A NEW campaign to protect young children from sexual abuse has launched with a new game and television advert.

Return Of Pantosaurus has been set up by the NSPCC, and supported by The Mummy Diaries, with an aim to encourage parents to talk to their children about keeping safe from sexual abuse.

The NSPCC's PANTS rule encourages parents to talk to their children that Privates are private, Always remember your body belongs to you, No means no, Talk about secrets that upset you, and Speak up - someone can help.

Playtime with Pantosaurus is a free game available on iOS and Android, to encourage children who have received new phones or tablets for Christmas to reinforce their understanding on staying safe from sexual abuse.

Sam Faiers, The Mummy Diaries star who is supporting the campaign, said: "As a mum to two young children nothing is more important to me than keeping them safe.

"By talking PANTS regularly with my children as they grow, I’m confident they can keep safe from abuse and that they would talk to me about anything that’s upsetting them."

Peter Wanless, CEO of the NSPCC, said: "Most parents now recognise that they need to speak to their young children about the dangers they may face from sexual abuse, both in the online and real world, as they grow up.

"However, the reality of having these conversations can be both daunting and very uncomfortable. That is why the NSPCC has created the Talk PANTS campaign and continues to develop new ways for Pantosaurus to help young children learn how to stay safe from sexual abuse."

CASE STUDY

*Names have been changed to protect identities*

One mother said her daughter was exposed to inappropriate activity after she separated from her husband, including his new violent relationship.

She said: "I began to notice changes in Gemma’s behaviour in the years that followed. She became anxious and withdrawn and wouldn’t open up to me.

"When Gemma* was seven, she told me that she had watched pornography with her father. It was a massive shock. I didn’t want her to see Andy* anymore but the courts ordered that contact with him should continue anyway, despite everyone’s concerns. A few months later, whilst in her father’s care, Gemma’s older brother Alex*intervened in a physical assault involving Andy and his partner. I stopped my children having contact with Andy immediately on the advice of social services."

When Gemma's behaviour continued to deteriorate, she became angry and could not sustain friendships, and the woman said she "had a gut feeling that something was wrong because she was crying out for attention".

She said: "I felt like I needed to talk to her.

"When Gemma was nine, I saw the PANTS rule on the NSPCC website and I decided to go through it with her one evening after my other children had gone to bed. She disclosed that her father had sexually abused her. I tried to hold myself together in that moment and remain calm so that she felt safe. I just listened. I held my daughter tight and got her to bed before contacting the police and reporting the abuse."

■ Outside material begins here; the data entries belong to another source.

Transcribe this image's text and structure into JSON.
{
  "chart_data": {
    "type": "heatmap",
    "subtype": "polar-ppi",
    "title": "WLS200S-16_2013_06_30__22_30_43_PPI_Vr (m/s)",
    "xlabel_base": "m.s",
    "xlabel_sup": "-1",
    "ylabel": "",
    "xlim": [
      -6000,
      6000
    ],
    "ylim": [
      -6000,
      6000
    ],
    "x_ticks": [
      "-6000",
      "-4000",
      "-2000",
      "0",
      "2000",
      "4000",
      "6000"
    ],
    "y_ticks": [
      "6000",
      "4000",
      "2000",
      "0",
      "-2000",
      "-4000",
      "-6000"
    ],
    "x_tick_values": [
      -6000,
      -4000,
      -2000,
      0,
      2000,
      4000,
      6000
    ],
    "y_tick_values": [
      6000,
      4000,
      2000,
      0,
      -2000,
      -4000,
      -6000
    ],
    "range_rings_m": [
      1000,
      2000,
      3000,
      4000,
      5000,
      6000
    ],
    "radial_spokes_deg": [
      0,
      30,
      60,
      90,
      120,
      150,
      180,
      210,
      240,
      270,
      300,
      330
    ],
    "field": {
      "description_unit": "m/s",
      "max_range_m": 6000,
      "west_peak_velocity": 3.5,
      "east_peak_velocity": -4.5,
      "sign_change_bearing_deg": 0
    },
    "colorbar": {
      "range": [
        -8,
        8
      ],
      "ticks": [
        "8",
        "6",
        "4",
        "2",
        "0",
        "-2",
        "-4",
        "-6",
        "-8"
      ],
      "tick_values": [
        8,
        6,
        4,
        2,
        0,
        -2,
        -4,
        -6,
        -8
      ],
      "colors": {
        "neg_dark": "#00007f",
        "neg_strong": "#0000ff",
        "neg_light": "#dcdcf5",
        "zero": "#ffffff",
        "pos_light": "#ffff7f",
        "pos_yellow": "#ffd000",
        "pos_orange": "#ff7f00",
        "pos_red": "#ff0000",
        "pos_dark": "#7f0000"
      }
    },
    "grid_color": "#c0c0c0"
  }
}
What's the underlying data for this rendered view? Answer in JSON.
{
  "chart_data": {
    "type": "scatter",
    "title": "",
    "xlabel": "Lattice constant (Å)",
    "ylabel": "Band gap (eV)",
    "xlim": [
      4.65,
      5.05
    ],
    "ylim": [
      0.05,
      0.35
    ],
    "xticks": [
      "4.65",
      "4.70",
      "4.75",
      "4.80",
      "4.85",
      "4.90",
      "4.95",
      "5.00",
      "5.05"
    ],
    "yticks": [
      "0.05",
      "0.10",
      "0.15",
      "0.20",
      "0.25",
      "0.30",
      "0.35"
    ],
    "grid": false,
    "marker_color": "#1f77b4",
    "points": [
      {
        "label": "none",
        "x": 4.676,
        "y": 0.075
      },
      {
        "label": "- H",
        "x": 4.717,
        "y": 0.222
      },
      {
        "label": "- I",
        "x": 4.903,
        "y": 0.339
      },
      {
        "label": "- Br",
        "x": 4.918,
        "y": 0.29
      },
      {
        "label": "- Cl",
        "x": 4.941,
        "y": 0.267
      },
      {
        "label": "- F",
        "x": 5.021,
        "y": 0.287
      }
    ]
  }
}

Police were contacted, and Gemma's father was charged and went to court. Gemma gave evidence by video link, but Andy was found not guilty.

The mother said: "When the verdict came back and I found out that Andy hadn’t been convicted, I felt like I was grieving and like he’d manipulated everything. The jury focussed on inconsistencies around Gemma’s description of the environment where the abuse happened. I remember feeling very vulnerable at that time.

"Gemma is ten now, she’s safe and a weight has been lifted from her shoulders. But she still has difficult moments, like when she see’s something on TV that triggers memories of the abuse. She’ll hug me and I’ll know she’s upset and thinking about things. It’s been very hard. She wasn’t able to get any support during the court case for legal reasons, which has been tough, but she’s now on the waiting list to receive help from Child and Adolescent Mental Health Services (CAHMS). She will be going to secondary school soon and I know she’ll need that help more than ever."

The mother said the PANTS rule meant she was able to speak to her daughter and help her move on with her life.

She said: "My advice to parents is to use the PANTS rule as early as possible. I wish I’d used it sooner. It’s child friendly and uses age appropriate language. If there is a disclosure, I would say to parents, just listen to your child and support them. Tell them they are brave and that you’ll do something about what they’ve told you.

"I’m so grateful to the NSPCC for the PANTS rule. It’s giving children the empowerment to stand up and speak out when something’s not right. I want to help other parents to overcome the fear of having the conversation and encourage them to not ignore their gut feeling when their instincts are telling them that something’s wrong."